Et quand il vous tient, il ne vous lâche
plus, à moins que vous ne lui achetiez
ses produits. En fait, ce sont ses talents
de commercial et son bagou naturel qui
font généralement de lui
un vendeur hors pair. C’est ce que
Roland Amelot nous explique dans cet entretien.
> Quelle formation
avez-vous suivi avant d’exercer
cette profession ?
- Je n’ai pas de formation scolaire.
Le seul diplôme dont je dispose
est le Bac, et encore, je l’ai obtenu
de justesse ! En fait, les formations
que j’ai eues se sont toutes faites
en interne. C'est-à-dire, dans
chaque boîte pour lesquelles j’ai
travaillé. On m’y a appris
les techniques et les mots à employer
pour convaincre les gens. De quelle manière
se développait un argumentaire,
comment mettre en avant les caractéristiques
des produits que je serai amené
à vendre.
Et tout ça, chaque fois pour pouvoir
en vendre un maximum…
En fait, c’est un peu comme dans
le film avec Benoît Poelvoorde,
« Les portes de la gloire »,
quand il explique la méthode américaine
au bord de la piscine. En général,
ce sont les anciens de la boîte
qui expliquent aux nouveaux comment vendre…

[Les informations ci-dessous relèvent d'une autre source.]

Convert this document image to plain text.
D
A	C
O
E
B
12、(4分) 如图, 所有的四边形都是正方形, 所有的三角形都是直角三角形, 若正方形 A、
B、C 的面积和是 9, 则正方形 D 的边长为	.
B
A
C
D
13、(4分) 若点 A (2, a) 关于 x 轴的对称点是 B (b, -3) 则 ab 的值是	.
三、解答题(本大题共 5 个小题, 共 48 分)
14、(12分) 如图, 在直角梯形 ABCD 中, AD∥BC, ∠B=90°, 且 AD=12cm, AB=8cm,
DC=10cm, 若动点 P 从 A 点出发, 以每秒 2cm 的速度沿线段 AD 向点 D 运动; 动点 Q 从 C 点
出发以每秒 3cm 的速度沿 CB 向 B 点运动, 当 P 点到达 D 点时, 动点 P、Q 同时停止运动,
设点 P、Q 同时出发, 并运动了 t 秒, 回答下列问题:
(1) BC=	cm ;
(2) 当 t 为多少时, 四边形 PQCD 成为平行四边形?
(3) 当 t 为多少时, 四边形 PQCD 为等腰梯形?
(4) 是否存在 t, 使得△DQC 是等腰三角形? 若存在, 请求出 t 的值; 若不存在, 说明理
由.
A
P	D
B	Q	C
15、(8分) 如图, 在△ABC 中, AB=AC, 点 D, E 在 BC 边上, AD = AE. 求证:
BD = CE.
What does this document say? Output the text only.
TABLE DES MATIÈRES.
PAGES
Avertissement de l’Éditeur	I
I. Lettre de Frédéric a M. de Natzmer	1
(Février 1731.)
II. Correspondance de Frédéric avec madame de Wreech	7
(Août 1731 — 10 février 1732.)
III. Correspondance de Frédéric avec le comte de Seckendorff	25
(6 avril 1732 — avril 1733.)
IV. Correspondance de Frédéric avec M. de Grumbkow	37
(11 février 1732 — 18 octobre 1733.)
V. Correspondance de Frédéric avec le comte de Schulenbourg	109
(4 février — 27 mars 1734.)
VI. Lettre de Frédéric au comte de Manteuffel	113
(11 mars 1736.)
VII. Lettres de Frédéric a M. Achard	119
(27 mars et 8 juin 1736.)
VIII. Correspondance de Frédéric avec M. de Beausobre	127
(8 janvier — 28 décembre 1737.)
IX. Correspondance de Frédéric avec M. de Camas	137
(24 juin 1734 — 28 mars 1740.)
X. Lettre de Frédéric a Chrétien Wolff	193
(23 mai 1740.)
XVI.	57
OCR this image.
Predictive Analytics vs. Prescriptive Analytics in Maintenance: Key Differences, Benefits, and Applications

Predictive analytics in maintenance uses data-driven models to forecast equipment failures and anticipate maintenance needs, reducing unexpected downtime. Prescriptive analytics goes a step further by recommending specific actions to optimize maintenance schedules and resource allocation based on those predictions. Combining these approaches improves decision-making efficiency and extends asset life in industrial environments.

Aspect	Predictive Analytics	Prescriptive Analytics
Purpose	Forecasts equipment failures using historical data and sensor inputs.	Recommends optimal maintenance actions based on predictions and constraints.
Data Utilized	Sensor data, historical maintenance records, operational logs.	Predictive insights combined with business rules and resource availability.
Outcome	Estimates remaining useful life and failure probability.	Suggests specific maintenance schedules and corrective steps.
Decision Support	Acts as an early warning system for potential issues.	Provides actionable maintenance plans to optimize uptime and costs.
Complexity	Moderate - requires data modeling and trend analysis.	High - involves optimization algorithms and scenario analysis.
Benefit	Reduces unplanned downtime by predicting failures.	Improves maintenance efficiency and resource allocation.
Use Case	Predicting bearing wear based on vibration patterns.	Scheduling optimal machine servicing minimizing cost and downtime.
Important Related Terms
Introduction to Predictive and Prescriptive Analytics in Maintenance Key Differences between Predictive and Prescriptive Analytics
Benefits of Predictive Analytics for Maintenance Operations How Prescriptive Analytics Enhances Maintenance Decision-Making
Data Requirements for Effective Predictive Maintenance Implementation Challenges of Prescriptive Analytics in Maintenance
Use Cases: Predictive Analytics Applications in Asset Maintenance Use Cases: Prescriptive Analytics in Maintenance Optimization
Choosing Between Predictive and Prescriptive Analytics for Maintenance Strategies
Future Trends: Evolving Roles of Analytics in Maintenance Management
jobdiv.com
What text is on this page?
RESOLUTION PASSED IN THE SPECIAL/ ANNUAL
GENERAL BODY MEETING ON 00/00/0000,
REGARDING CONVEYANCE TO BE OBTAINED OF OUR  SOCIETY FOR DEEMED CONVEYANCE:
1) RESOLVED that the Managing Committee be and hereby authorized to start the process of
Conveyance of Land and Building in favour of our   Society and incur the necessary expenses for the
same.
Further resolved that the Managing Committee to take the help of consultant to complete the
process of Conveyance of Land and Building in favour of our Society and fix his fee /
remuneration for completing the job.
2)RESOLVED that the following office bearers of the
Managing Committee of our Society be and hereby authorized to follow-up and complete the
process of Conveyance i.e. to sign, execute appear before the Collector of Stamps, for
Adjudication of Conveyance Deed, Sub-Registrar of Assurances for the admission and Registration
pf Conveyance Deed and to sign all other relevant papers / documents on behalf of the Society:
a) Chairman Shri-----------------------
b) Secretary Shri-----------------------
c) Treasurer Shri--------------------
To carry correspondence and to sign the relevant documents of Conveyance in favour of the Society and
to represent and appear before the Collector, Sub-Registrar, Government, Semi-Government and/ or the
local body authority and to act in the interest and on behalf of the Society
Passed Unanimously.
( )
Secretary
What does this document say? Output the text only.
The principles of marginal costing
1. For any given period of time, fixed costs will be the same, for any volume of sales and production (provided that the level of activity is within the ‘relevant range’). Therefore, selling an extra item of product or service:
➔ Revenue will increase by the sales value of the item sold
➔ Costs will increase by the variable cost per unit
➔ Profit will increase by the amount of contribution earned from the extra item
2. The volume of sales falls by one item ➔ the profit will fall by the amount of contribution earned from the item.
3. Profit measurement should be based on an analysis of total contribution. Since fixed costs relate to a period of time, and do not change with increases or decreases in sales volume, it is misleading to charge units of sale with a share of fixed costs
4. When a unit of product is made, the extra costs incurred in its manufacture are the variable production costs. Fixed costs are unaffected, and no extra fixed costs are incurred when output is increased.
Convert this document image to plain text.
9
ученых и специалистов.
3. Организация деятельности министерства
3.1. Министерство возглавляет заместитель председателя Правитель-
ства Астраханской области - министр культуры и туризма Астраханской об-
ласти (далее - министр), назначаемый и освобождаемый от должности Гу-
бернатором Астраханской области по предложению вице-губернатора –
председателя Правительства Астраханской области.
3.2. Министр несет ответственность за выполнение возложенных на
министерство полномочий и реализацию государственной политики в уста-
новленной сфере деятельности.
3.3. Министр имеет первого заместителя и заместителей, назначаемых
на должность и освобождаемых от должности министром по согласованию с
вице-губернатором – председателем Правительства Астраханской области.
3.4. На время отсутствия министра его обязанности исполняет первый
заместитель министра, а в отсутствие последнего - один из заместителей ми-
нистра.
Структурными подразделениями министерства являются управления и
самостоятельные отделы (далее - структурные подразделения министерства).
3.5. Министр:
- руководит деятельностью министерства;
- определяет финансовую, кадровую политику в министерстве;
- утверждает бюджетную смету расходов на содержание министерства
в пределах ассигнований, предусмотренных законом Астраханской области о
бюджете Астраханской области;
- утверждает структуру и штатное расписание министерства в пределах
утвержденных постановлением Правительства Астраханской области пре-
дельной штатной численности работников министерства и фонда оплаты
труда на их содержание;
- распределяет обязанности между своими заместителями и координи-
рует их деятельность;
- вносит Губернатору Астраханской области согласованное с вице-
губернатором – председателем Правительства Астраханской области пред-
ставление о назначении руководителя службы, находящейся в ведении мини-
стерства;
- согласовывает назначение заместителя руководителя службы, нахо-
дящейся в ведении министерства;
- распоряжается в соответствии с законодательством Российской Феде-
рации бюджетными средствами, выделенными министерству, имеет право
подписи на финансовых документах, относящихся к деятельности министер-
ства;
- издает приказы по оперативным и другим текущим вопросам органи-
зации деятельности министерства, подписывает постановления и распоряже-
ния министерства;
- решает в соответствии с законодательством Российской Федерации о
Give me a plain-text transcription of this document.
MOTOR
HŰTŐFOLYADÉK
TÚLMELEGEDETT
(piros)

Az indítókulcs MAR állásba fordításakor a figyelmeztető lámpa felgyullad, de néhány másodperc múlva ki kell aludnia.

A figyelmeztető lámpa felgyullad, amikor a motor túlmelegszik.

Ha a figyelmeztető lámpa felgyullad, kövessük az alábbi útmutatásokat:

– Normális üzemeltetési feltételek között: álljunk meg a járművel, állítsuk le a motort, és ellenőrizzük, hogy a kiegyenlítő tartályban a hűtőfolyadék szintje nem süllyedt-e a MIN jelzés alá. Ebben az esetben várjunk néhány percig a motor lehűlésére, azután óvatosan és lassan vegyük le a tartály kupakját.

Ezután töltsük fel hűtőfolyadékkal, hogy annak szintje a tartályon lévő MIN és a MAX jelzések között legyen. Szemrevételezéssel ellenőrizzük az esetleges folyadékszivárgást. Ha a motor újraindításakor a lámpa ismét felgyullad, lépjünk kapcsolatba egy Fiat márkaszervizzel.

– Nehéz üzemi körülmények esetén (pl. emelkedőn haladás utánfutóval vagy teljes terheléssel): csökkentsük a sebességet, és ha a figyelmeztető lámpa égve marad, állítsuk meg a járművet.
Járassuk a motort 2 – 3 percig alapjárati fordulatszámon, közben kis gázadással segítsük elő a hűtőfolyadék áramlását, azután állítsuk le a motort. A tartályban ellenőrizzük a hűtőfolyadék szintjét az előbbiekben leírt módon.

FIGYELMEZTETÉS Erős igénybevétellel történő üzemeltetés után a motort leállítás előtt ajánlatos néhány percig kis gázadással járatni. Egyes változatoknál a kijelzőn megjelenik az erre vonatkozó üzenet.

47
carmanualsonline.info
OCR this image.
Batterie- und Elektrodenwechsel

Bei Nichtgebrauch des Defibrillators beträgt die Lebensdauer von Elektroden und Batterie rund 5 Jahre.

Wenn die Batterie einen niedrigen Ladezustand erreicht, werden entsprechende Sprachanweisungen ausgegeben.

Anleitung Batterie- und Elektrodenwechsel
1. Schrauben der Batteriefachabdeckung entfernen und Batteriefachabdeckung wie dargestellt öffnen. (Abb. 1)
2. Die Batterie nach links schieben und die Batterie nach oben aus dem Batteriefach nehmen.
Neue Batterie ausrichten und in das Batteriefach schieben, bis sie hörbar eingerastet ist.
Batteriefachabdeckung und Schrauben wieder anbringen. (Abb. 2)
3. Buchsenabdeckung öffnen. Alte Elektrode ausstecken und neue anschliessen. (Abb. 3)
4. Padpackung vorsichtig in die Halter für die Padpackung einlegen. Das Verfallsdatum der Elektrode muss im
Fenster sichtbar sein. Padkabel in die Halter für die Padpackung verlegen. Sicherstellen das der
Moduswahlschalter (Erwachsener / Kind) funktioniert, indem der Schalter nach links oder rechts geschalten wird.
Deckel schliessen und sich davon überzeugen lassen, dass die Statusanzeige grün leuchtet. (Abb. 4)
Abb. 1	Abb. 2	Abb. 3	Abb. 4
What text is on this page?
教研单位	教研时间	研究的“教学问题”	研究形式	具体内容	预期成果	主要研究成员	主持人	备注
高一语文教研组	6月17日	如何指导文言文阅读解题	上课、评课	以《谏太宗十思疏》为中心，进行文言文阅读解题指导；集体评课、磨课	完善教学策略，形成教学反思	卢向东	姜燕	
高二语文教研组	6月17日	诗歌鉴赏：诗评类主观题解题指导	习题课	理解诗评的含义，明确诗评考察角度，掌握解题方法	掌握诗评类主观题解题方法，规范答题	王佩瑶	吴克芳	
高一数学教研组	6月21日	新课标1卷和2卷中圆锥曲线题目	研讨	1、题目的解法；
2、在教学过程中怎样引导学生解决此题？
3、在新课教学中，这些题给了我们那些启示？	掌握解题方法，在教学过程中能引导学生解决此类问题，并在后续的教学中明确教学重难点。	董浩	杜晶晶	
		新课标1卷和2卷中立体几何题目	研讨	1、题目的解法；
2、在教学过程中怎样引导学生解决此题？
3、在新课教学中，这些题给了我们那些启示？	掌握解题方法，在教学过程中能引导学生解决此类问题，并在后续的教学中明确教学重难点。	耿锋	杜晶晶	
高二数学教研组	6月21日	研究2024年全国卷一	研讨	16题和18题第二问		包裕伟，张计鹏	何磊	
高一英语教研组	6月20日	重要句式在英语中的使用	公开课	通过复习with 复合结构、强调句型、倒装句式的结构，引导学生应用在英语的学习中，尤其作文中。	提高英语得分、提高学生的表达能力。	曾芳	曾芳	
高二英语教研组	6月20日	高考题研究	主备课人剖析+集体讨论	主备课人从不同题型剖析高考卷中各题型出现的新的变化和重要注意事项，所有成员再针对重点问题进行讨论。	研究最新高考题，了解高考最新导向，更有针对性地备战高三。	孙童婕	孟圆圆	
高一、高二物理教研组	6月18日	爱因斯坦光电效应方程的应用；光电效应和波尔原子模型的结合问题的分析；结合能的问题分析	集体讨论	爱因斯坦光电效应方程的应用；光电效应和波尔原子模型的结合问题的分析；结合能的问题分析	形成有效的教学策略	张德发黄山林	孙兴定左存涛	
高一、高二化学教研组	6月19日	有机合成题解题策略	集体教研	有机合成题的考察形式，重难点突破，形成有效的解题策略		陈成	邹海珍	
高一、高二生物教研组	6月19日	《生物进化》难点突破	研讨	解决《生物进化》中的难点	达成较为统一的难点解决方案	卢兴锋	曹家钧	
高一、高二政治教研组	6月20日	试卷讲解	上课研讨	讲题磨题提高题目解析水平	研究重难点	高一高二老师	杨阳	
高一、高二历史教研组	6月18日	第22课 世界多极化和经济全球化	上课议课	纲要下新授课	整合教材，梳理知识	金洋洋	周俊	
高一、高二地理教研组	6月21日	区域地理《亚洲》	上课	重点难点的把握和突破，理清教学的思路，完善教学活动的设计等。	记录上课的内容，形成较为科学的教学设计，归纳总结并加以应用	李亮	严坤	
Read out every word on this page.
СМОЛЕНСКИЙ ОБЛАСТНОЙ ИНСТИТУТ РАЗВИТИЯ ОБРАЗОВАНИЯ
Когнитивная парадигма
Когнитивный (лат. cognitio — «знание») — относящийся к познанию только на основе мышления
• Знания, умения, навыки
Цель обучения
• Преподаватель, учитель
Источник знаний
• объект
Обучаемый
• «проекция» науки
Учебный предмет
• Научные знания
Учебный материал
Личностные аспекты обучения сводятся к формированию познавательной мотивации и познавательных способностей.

> Pourquoi avez-vous fait ce choix
de carrière ?
- Et bien, pour être franc, je n’étais
pas fait pour les études. Je n’aimais
pas ça et les études ne
m’aimaient pas… Après
mon Bac, je ne savais pas trop quoi faire.
Je voulais exercer un métier de
contact, mais la question était
: lequel ?
J’ai eu l’opportunité
de faire représentant. Comme je
suis quelqu’un qui a la «
tchatche », ça a marché
tout seul. Je m’amusais dans ce
que je faisais, je me sentais bien et
en plus, les commissions étaient
plutôt intéressantes. Du
coup, j’ai choisi de continuer dans
cette voie.
> Pouvez-vous
nous retracer brièvement votre
parcours professionnel ?
- Le truc, quand on exerce le métier
de représentant, c’est qu’on
reste rarement dans la même boîte
toute sa vie. Et ça, pour plusieurs
raisons.
D’abord, parce que certaines entreprises
font des produits qui marchent bien pendant
un temps et qui du jour au lendemain n’intéressent
plus personne. Et, si elles ne parviennent
pas à remettre un autre produit
phare sur le marché, ces boîtes
coulent assez rapidement. Et les représentants
qui travaillent pour elles sont bien obligés
d’aller voir ailleurs.
Ensuite, même si l’entreprise
tourne bien, au bout d’un certain
temps, on se lasse d’avoir à
réciter toujours le même
blabla et on a envie de faire autre chose.
Ce n’est pas très amusant
de vendre des balais pendant dix ans…
Vous n’avez qu’à essayer
et vous verrez.
Et enfin, il arrive aussi que lorsqu’on
ne vend pas assez au goût des ses
chefs, ceux-ci préfèrent
quelqu’un d’autre qui serait
plus efficace. Le métier de représentant
est un métier où l’on
est toujours en compétition avec
les autres vendeurs.
> Et donc,
vous avez un parcours professionnel chaotique…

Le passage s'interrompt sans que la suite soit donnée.